The top three spots went to Asian entrants, perhaps reflecting a shift in the industry – a Chinese architect received the prestigious Prizker Price for the first time last month.
The first place was awarded to Zhi Zheng, Hongchuan Zhao and Dongbai Song from China for their project Himalaya Water Tower. The proposal is a skyscraper located high in the Himalayan mountain range that stores water and helps regulate its dispersal to the land below as the mountains’ natural supplies dry up. The skyscraper, which can be replicated en masse, will collect water in the rainy season, purify it, freeze it into ice and store it for future use.

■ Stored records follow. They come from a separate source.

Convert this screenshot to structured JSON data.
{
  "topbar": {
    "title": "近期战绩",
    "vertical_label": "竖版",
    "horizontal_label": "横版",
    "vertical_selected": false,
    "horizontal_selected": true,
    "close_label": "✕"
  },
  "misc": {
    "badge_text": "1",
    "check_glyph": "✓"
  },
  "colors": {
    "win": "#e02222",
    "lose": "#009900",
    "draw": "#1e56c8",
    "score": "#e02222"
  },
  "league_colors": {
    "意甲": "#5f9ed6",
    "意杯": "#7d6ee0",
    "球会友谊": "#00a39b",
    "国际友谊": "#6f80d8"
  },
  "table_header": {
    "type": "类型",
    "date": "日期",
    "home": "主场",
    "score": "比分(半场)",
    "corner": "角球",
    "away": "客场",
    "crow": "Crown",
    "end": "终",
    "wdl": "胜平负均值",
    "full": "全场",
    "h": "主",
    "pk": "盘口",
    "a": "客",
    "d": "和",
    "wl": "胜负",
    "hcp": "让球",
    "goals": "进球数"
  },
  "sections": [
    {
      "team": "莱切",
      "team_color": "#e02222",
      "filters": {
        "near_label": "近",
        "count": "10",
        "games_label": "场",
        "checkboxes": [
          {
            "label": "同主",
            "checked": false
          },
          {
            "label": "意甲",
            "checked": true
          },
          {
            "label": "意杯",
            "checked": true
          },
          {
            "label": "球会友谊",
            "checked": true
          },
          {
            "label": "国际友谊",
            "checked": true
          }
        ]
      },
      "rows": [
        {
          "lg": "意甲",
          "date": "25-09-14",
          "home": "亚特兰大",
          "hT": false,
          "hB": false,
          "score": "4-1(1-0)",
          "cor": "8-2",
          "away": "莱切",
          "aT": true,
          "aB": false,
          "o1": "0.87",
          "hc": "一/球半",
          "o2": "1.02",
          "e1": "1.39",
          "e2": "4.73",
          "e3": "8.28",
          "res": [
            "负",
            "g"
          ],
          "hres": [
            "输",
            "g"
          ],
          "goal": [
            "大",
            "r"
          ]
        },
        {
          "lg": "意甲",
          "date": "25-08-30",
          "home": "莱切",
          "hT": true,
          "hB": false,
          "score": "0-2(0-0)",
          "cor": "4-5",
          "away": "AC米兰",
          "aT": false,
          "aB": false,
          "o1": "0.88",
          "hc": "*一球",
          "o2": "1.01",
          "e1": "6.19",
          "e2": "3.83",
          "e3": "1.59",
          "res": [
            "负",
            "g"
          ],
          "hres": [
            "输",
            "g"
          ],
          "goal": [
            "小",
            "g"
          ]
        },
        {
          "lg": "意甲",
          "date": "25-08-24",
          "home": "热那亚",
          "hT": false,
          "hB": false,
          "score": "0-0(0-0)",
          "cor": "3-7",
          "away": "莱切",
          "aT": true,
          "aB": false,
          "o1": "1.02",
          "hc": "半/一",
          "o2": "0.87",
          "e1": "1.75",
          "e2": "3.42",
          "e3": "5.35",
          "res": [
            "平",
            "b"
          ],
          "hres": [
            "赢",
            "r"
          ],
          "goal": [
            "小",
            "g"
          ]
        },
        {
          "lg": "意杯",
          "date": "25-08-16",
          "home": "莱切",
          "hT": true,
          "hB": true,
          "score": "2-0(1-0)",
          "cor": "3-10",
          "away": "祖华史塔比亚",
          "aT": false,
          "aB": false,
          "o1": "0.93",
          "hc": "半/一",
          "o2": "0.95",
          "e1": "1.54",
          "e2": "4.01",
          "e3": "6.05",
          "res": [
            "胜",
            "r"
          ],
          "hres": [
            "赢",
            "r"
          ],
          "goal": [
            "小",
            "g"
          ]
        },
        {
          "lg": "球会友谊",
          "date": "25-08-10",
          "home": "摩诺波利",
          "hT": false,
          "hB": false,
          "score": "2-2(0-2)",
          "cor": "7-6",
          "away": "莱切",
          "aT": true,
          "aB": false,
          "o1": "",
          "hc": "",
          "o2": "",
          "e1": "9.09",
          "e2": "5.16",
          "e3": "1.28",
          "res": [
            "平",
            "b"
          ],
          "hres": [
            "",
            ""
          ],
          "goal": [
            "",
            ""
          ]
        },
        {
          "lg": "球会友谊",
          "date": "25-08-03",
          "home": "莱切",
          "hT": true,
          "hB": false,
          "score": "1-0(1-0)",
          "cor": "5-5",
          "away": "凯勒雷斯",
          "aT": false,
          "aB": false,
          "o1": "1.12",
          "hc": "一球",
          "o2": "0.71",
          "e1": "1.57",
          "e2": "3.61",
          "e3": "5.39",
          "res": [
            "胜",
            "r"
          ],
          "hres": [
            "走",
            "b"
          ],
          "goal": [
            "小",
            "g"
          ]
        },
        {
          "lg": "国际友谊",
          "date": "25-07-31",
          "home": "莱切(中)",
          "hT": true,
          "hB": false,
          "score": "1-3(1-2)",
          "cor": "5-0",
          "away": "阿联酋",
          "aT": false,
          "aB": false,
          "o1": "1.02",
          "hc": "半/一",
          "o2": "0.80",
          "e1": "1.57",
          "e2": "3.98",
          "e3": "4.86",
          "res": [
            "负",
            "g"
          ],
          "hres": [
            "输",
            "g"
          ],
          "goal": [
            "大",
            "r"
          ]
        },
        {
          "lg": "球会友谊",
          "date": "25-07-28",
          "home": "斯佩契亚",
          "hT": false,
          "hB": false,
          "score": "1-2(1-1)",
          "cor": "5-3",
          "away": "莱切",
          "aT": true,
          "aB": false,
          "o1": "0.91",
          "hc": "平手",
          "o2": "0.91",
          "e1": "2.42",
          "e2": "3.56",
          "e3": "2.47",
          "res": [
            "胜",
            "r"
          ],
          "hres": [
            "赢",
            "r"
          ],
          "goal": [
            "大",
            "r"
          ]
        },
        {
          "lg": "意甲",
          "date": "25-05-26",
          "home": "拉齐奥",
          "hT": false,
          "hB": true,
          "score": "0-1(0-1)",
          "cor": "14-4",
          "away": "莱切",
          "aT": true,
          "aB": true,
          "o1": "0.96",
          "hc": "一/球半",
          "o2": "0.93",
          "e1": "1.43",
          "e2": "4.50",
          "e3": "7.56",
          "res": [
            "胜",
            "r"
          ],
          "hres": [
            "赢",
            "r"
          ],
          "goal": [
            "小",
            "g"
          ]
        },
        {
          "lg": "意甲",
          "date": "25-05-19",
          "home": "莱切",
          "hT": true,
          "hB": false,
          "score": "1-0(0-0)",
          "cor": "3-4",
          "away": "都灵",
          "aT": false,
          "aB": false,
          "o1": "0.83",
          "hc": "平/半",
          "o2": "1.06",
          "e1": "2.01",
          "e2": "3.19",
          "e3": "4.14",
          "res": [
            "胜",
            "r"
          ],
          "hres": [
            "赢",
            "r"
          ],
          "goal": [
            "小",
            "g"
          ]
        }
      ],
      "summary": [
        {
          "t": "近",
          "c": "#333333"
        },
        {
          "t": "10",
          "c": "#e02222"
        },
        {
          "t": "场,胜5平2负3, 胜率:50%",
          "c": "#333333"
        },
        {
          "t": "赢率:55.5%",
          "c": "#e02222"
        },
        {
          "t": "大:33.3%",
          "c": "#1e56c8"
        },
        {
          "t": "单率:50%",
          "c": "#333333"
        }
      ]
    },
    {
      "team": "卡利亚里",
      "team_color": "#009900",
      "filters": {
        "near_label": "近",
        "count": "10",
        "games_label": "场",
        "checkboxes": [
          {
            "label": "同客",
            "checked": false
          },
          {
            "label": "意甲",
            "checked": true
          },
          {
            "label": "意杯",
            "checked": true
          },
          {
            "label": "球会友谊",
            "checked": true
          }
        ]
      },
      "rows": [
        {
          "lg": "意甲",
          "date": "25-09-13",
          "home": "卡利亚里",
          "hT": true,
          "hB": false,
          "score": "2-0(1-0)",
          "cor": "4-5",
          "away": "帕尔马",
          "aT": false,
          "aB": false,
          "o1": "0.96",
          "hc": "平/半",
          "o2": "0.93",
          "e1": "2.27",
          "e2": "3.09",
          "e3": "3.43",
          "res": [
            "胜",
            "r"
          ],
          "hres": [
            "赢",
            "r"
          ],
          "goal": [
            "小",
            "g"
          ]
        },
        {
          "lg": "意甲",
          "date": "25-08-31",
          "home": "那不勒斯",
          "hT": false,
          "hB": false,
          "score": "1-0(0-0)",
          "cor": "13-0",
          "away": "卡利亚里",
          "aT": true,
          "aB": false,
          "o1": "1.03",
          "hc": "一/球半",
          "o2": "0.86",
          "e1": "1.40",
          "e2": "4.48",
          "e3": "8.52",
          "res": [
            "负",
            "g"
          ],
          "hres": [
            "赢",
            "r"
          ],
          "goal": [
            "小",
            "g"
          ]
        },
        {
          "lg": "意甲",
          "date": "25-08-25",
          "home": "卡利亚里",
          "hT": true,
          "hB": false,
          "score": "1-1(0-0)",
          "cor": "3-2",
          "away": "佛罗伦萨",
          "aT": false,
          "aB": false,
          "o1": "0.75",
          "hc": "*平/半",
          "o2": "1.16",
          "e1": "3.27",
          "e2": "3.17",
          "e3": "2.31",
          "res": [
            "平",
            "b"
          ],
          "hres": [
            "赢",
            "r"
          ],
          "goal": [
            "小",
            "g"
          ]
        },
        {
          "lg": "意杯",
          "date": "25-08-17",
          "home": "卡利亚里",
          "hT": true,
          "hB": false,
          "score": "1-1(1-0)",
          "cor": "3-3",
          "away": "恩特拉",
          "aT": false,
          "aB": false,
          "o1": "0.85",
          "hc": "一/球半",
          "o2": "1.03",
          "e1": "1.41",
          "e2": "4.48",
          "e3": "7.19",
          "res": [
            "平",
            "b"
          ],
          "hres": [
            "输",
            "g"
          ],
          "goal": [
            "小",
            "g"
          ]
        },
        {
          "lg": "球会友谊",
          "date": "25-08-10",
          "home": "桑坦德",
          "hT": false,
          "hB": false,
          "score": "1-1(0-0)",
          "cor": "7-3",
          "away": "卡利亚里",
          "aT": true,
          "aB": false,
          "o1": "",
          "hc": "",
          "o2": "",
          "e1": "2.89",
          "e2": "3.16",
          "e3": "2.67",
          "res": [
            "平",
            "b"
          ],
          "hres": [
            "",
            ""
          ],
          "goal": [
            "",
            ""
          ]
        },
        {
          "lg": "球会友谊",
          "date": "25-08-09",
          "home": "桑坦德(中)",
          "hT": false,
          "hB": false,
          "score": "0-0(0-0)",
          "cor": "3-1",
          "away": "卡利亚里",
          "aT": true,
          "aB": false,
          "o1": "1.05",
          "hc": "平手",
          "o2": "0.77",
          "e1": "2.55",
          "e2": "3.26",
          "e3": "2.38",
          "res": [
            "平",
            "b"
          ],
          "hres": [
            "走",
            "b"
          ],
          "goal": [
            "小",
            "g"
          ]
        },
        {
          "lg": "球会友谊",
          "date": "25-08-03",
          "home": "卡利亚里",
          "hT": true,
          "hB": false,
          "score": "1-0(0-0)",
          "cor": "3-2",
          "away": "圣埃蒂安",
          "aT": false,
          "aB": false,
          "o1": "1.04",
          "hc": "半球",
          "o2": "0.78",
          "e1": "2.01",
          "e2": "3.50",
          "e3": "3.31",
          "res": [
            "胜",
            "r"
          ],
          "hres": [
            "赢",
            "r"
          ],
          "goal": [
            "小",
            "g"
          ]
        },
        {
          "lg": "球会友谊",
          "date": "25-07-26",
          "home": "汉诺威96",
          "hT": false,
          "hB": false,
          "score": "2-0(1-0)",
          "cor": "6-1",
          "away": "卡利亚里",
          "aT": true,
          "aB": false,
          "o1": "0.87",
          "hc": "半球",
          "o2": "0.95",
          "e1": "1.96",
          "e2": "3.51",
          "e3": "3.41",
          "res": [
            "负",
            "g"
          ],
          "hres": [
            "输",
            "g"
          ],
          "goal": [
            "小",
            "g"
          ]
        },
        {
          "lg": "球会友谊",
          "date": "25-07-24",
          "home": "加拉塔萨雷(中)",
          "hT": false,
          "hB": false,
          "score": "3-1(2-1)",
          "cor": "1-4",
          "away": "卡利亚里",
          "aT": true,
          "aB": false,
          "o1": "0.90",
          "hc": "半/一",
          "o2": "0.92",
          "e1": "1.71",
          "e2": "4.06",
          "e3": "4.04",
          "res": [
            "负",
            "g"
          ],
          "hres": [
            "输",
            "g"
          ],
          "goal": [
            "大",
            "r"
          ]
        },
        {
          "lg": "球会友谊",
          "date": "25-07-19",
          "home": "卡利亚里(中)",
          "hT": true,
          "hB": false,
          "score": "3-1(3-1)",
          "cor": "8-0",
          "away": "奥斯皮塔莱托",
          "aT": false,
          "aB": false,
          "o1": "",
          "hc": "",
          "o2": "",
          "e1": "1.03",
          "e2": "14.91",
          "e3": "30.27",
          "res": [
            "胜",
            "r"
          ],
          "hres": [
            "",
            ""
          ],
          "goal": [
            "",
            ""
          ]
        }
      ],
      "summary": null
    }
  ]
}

The second place was awarded to Yiting Shen, Nanjue Wang, Ji Xia, and Zihan Wang from China for their project Mountain Band-Aid, a design that seeks to simultaneously return the displaced Hmong mountain people to their homes and work as it restores the ecology of the Yunnan mountain range.
The third place was awarded to Lin Yu-Ta from Taiwan for a Vertical Landfill to be located in the largest cities around the globe, both as a reminder of the outrageous amount of garbage that we produce and as a power plant that harvests energy from waste decomposition.
Among the honourable mentions were underwater projects for ocean research, mobile skyscrapers, floating cities, and temporal buildings that attach to existing structures.